In Atlantica: Stories from the Maritimes and Newfoundland, Lesley Choyce, the godfather of eastern Canadian literature, has gathered a sample of recent short story writing from the region, beginning with Alistair MacLeod's "Clearances" and ending with Sheldon Currie's "The Glace Bay Miner's Museum," a novel-length version of which inspired the movie Margaret's Museum. However, between these two stellar bookends, the selection is rather uneven. Herb Curtis's "The Party," Budge Wilson's "Mr. Manuel Jenkins," and Choyce's own "Dance the Rocks Ashore" are all memorable tales, but the editor's spirited introduction makes for more interesting reading than some of the other choices.

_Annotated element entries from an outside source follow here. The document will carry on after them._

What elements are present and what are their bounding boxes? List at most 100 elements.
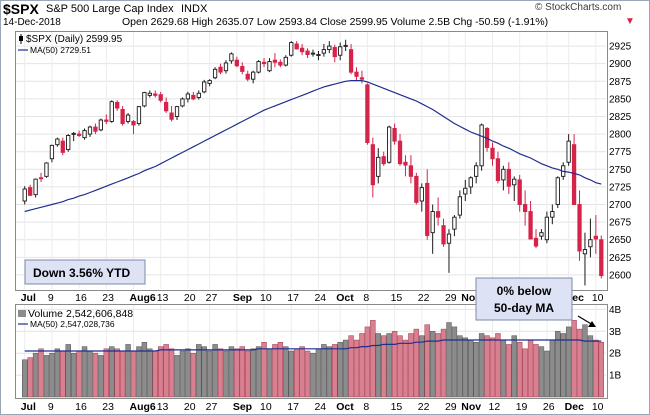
- candle-body: [370, 144, 375, 186]
- candle-body: [582, 249, 588, 255]
- date-axis-lower: Jul 9 16 23 Aug6 13 20 27 Sep 10 17 24 Oct 8 15 22 29 Nov…: [21, 401, 604, 413]
- candle-body: [435, 211, 441, 218]
- ytd-box: [24, 259, 146, 285]
- volume-bar: [495, 333, 501, 398]
- ma-note-line-1: 0% below: [497, 284, 552, 298]
- candle-body: [506, 168, 511, 187]
- volume-bar: [38, 348, 44, 398]
- price-tick-label: 2825: [609, 112, 632, 123]
- candle-body: [283, 56, 288, 66]
- volume-bar: [500, 339, 507, 398]
- volume-legend-text: Volume 2,542,606,848: [28, 308, 133, 320]
- candle-body: [577, 204, 582, 252]
- date-tick-label: 24: [314, 292, 326, 304]
- candle-body: [474, 165, 479, 177]
- volume-bar: [408, 333, 414, 398]
- candle-body: [316, 54, 321, 56]
- volume-bar: [266, 348, 273, 398]
- volume-bar: [593, 339, 599, 398]
- candle-body: [234, 59, 239, 67]
- date-tick-label: 23: [102, 292, 114, 304]
- candle-body: [289, 42, 294, 56]
- volume-bar: [391, 331, 398, 398]
- volume-bar: [576, 328, 583, 398]
- price-tick-label: 2600: [609, 270, 632, 281]
- volume-ma50-line: [24, 339, 602, 352]
- volume-bar: [179, 350, 186, 398]
- candle-body: [310, 52, 316, 55]
- candle-body: [196, 92, 201, 98]
- volume-bar: [217, 348, 224, 398]
- volume-bar: [440, 328, 447, 398]
- date-tick-label: 17: [287, 401, 299, 413]
- volume-bar: [130, 350, 137, 398]
- date-tick-label: 22: [418, 401, 430, 413]
- candle-body: [142, 92, 147, 107]
- volume-bar: [544, 350, 550, 398]
- candlestick-series: [22, 39, 604, 286]
- date-tick-label: 29: [445, 401, 457, 413]
- volume-bar: [250, 348, 256, 398]
- ma-note-arrow-icon: [577, 315, 596, 327]
- candle-body: [452, 216, 457, 230]
- volume-bar: [92, 352, 99, 398]
- volume-bar: [60, 350, 66, 398]
- date-tick-label: Jul: [21, 292, 36, 304]
- volume-bar: [87, 350, 93, 398]
- date-tick-label: 12: [488, 401, 500, 413]
- candle-body: [93, 126, 98, 132]
- candle-body: [468, 177, 473, 188]
- exchange-label: INDX: [181, 3, 208, 15]
- candle-body: [66, 135, 71, 151]
- volume-bar: [473, 341, 479, 398]
- price-tick-label: 2800: [609, 130, 632, 141]
- candle-body: [381, 156, 386, 165]
- candle-body: [109, 101, 114, 122]
- candle-body: [425, 182, 430, 236]
- date-tick-label: 17: [287, 292, 299, 304]
- candle-body: [251, 71, 256, 80]
- volume-bar: [255, 346, 262, 398]
- volume-bar: [419, 335, 425, 398]
- volume-bar: [516, 341, 523, 398]
- volume-bar: [174, 355, 180, 398]
- volume-bar: [462, 337, 468, 398]
- candle-body: [131, 120, 136, 126]
- price-tick-label: 2725: [609, 182, 632, 193]
- candle-body: [245, 73, 250, 80]
- volume-bar: [141, 341, 148, 398]
- date-tick-label: 24: [314, 401, 326, 413]
- ma-note-line-2: 50-day MA: [494, 301, 554, 315]
- volume-bar: [54, 348, 61, 398]
- volume-bar: [359, 333, 365, 398]
- volume-bar: [413, 328, 420, 398]
- volume-bar: [158, 346, 164, 398]
- volume-bar: [277, 341, 284, 398]
- price-tick-label: 2650: [609, 235, 632, 246]
- volume-bar: [168, 348, 175, 398]
- candle-body: [463, 187, 468, 195]
- volume-tick-label: 3B: [609, 327, 622, 338]
- volume-bar: [299, 346, 305, 398]
- ohlc-summary: Open 2629.68 High 2635.07 Low 2593.84 Cl…: [122, 16, 549, 28]
- candle-body: [522, 204, 528, 212]
- date-tick-label: Oct: [336, 292, 354, 304]
- date-tick-label: Sep: [233, 292, 252, 304]
- candle-body: [441, 225, 446, 245]
- date-tick-label: 16: [75, 401, 87, 413]
- volume-bar: [402, 339, 409, 398]
- candle-legend-icon: [19, 34, 23, 44]
- volume-bar: [337, 341, 343, 398]
- price-tick-label: 2775: [609, 147, 632, 158]
- volume-bar: [98, 355, 104, 398]
- volume-bar: [370, 320, 376, 398]
- volume-bar: [511, 335, 517, 398]
- index-name: S&P 500 Large Cap Index: [46, 3, 174, 15]
- candle-body: [387, 126, 392, 163]
- volume-bar: [538, 346, 545, 398]
- candle-body: [136, 106, 142, 124]
- candle-body: [164, 101, 169, 112]
- price-tick-label: 2750: [609, 165, 632, 176]
- volume-bar: [196, 344, 202, 398]
- candle-body: [256, 61, 261, 73]
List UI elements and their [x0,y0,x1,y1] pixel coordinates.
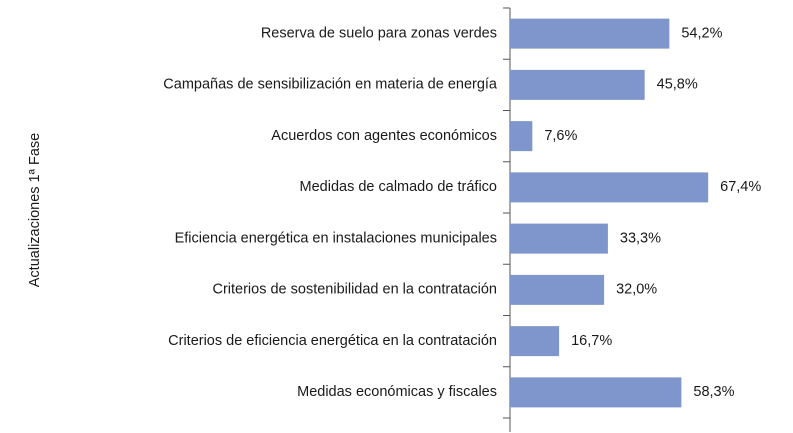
value-label: 54,2% [681,25,722,41]
value-label: 32,0% [616,282,657,298]
category-label: Acuerdos con agentes económicos [271,128,497,144]
bar [510,377,682,408]
category-label: Campañas de sensibilización en materia d… [163,77,498,93]
category-label: Reserva de suelo para zonas verdes [261,25,497,41]
y-axis-label: Actualizaciones 1ª Fase [27,133,43,287]
bar [510,172,709,203]
bar [510,69,645,100]
bar [510,274,605,305]
bar [510,18,670,49]
value-label: 67,4% [720,179,761,195]
bar [510,223,608,254]
value-label: 7,6% [544,128,577,144]
value-label: 16,7% [571,333,612,349]
value-label: 33,3% [620,230,661,246]
bar [510,121,533,152]
category-label: Medidas económicas y fiscales [297,384,497,400]
bar [510,326,560,357]
category-label: Medidas de calmado de tráfico [300,179,497,195]
value-label: 45,8% [657,77,698,93]
category-label: Criterios de sostenibilidad en la contra… [212,282,497,298]
category-label: Criterios de eficiencia energética en la… [168,333,497,349]
category-label: Eficiencia energética en instalaciones m… [175,230,497,246]
value-label: 58,3% [693,384,734,400]
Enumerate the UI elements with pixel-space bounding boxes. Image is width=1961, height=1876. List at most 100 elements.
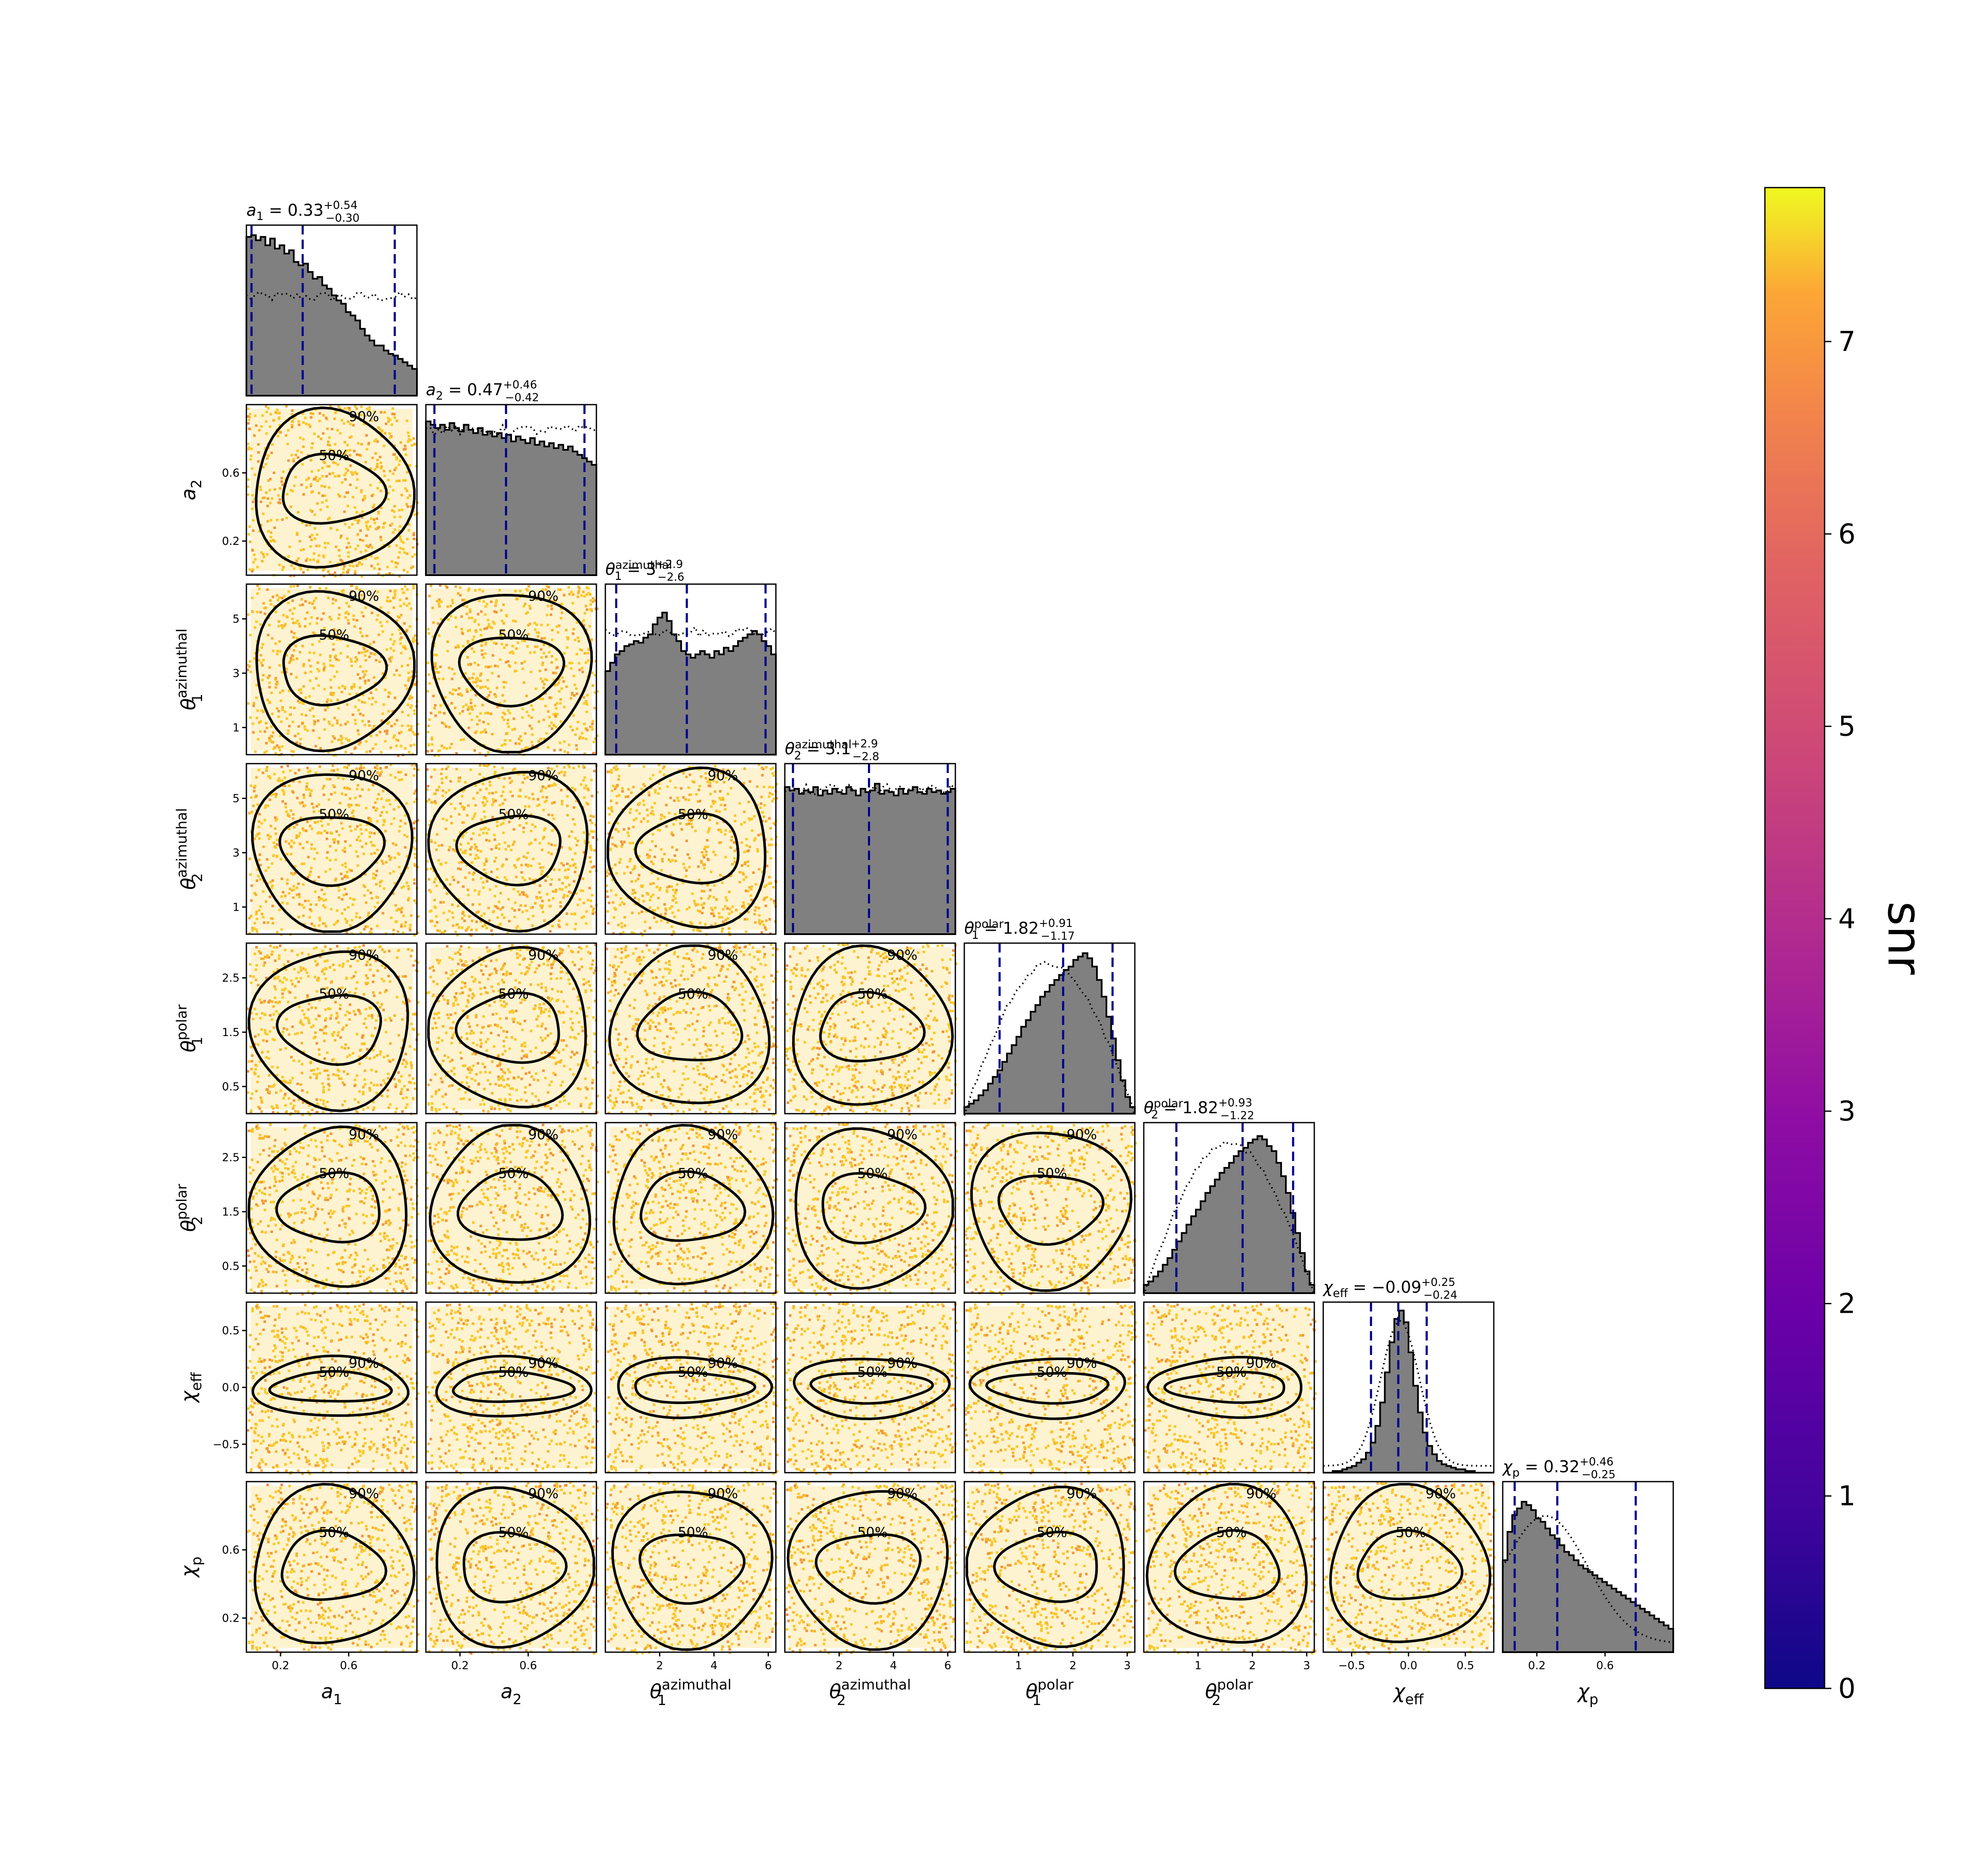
density-fill	[251, 1306, 413, 1468]
panel-frame	[784, 1122, 956, 1294]
colorbar-tick-label: 7	[1838, 326, 1856, 358]
contour-90	[792, 944, 954, 1106]
panel-frame	[963, 1481, 1136, 1653]
panel-frame	[425, 942, 597, 1115]
contour-label-50: 50%	[319, 986, 349, 1002]
scatter-points	[1144, 1303, 1317, 1475]
x-axis-label: a1	[321, 1680, 342, 1708]
contour-90	[970, 1132, 1133, 1292]
x-tick-label: 3	[1303, 1659, 1310, 1672]
panel-a1-hist: a1 = 0.33+0.54 −0.30	[246, 199, 418, 397]
contour-label-50: 50%	[498, 627, 529, 643]
panel-theta1_az-vs-theta2_az: 50% 90%	[604, 763, 778, 937]
scatter-points	[246, 1302, 419, 1475]
contour-label-50: 50%	[319, 447, 349, 463]
y-axis-label: θazimuthal2	[173, 808, 205, 890]
contour-label-90: 90%	[528, 947, 558, 963]
panel-a2-vs-theta2_az: 50% 90%	[425, 763, 599, 937]
contour-label-50: 50%	[319, 806, 349, 822]
panel-frame	[604, 1122, 777, 1294]
contour-50	[458, 637, 565, 708]
contour-90	[427, 770, 589, 933]
contour-90	[435, 1355, 593, 1418]
scatter-points	[246, 944, 419, 1116]
x-tick-label: 2	[836, 1659, 843, 1672]
panel-theta2_az-vs-theta1_pol: 50% 90%	[784, 942, 957, 1116]
contour-50	[268, 1370, 393, 1403]
panel-frame	[963, 1301, 1136, 1474]
panel-theta1_az-vs-chi_eff: 50%90%	[604, 1301, 778, 1475]
contour-90	[607, 766, 766, 929]
contour-50	[997, 1174, 1105, 1246]
panel-frame	[246, 1122, 418, 1294]
panel-a1-vs-a2: 50% 90% 0.2 0.6 a2	[177, 404, 419, 578]
y-tick-label: 1	[232, 721, 240, 734]
panel-a2-vs-chi_p: 50% 90% 0.2 0.6 a2	[425, 1481, 599, 1708]
y-tick-label: 0.2	[222, 535, 240, 548]
contour-label-90: 90%	[708, 1485, 738, 1502]
x-tick-label: 6	[944, 1659, 952, 1672]
contour-90	[1329, 1483, 1492, 1643]
contour-label-90: 90%	[528, 1355, 558, 1371]
posterior-histogram	[1323, 1309, 1494, 1474]
panel-frame	[425, 763, 597, 935]
contour-label-90: 90%	[1426, 1485, 1456, 1502]
colorbar-tick-label: 0	[1838, 1673, 1856, 1705]
contour-label-90: 90%	[1067, 1126, 1097, 1143]
panel-frame	[604, 583, 777, 756]
scatter-points	[964, 1482, 1137, 1655]
y-tick-label: 1.5	[222, 1026, 240, 1039]
panel-a1-vs-theta1_az: 50% 90% 1 3 5 θazimuthal1	[173, 583, 419, 757]
contour-50	[275, 994, 382, 1066]
y-tick-label: 2.5	[222, 972, 240, 985]
contour-label-90: 90%	[708, 767, 738, 784]
colorbar-tick-label: 6	[1838, 518, 1856, 550]
contour-label-90: 90%	[708, 947, 738, 963]
contour-label-50: 50%	[1037, 1165, 1067, 1181]
panel-theta2_az-vs-theta2_pol: 50% 90%	[784, 1122, 958, 1296]
panel-frame	[604, 1481, 777, 1653]
y-tick-label: 1.5	[222, 1206, 240, 1219]
x-tick-label: 0.2	[1528, 1659, 1545, 1672]
contour-label-90: 90%	[349, 1126, 379, 1143]
contour-label-90: 90%	[528, 1126, 558, 1143]
contour-90	[613, 1123, 775, 1285]
contour-label-50: 50%	[1216, 1364, 1247, 1380]
contour-label-90: 90%	[528, 1485, 558, 1502]
contour-90	[611, 1491, 774, 1651]
x-tick-label: −0.5	[1338, 1659, 1365, 1672]
contour-label-90: 90%	[349, 947, 379, 963]
scatter-points	[426, 944, 599, 1116]
y-axis-label: a2	[177, 479, 205, 500]
panel-frame	[1143, 1301, 1315, 1474]
contour-50	[282, 452, 388, 525]
contour-90	[247, 950, 409, 1112]
density-fill	[430, 1306, 592, 1468]
y-tick-label: −0.5	[213, 1438, 240, 1451]
panel-chi_p-hist: χp = 0.32+0.46 −0.25 0.2 0.6 χp	[1502, 1456, 1674, 1708]
contour-label-90: 90%	[1067, 1355, 1097, 1371]
y-axis-label: θpolar2	[173, 1184, 205, 1232]
y-axis-label: χeff	[177, 1372, 205, 1404]
contour-label-50: 50%	[857, 1364, 888, 1380]
y-axis-label: θpolar1	[173, 1004, 205, 1052]
hist-title: χp = 0.32+0.46 −0.25	[1502, 1456, 1616, 1481]
contour-label-90: 90%	[887, 1126, 917, 1143]
prior-histogram	[784, 782, 956, 796]
panel-frame	[784, 942, 956, 1115]
scatter-points	[246, 405, 419, 578]
contour-label-50: 50%	[498, 1524, 529, 1540]
hist-title: χeff = −0.09+0.25 −0.24	[1322, 1276, 1458, 1302]
x-axis-label: θazimuthal 2	[829, 1676, 911, 1708]
panel-frame	[425, 583, 597, 756]
contour-90	[792, 1358, 951, 1420]
contour-50	[639, 1170, 746, 1242]
hist-title: θazimuthal 1 = 3+2.9 −2.6	[605, 558, 684, 584]
contour-label-50: 50%	[1037, 1524, 1067, 1540]
prior-histogram	[1143, 1140, 1315, 1296]
contour-50	[463, 1531, 568, 1604]
panel-frame	[246, 404, 418, 576]
y-tick-label: 0.2	[222, 1612, 240, 1625]
scatter-points	[964, 1302, 1137, 1475]
contour-label-90: 90%	[349, 767, 379, 784]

As the reader lays down this book, the individual voices tend to blur into an endless vista of interminable winters, corrupt priests, drunk-driving accidents, and other unpleasant, work-related misadventures. Authorial identity is overridden by an insistence on region and experience that at times borders on caricature. One wishes the editor had opted for more than basic storytelling, assuming that such options are available. However, be that as it may, Atlantica still provides an interesting snapshot of writing and life out east. --Robyn Gillam

Book Description

The world has taken notice. From Alistair MacLeod’s recent IMPAC literary award, through movies based on the work of David Adams Richards and Sheldon Currie, to the epic television series based on the work of Bernice Morgan, the international community has soundly acknowledged the critical and commercial success of Atlantic writers. Atlantica is the first major anthology of Atlantic fiction since Best Maritime Short Stories was published in 1988 and showcases stories by some of Canada’s most exciting authors — established, newly popular, and emerging. Given the regional penchant for storytelling, it’s not surprising that the Maritimes and Newfoundland produce a continuous stream of spellbinding writers. Among the stories in Atlantica are Anne Simpson’s Journey Prize-winning “Dreaming Snow,” Carol Bruneau’s “The Tarot Reader,” “Batter My Heart” by Lynn Coady, Bernice Morgan’s “Poems in a Cold Climate” “The Train Family” by Joan Clark, “Missing Notes” by David Helwig, “The Party” by Herb Curtis and “Clearances” by Alistair MacLeod. Readers from “away” will recognize Sheldon Currie’s hilariously gothic tale “The Glace Bay Miner’s Museum” as the basis of Helena Bonham Carter’s acclaimed movie Margaret’s Museum. Some stories have been excerpted from novels, including David Adams Richards’s The Bay of Love and Sorrows, Wayne Johnston’s The Colony of Unrequited Dreams, John Steffler’s The Afterlife of George Cartwright, and Donna Morrissey’s Kit’s Law. Remarkably diverse in age, style, and cultural identity, the writers in this anthology raise a common voice that defines Atlantic Canada. Each with an individual approach to language and writing, they offer a collective view of the east, conscious of tradition but not confined by it. By turns funny, poignant and pensive, the stories in Atlantica firmly place eastern Canadian culture on the world map of literature.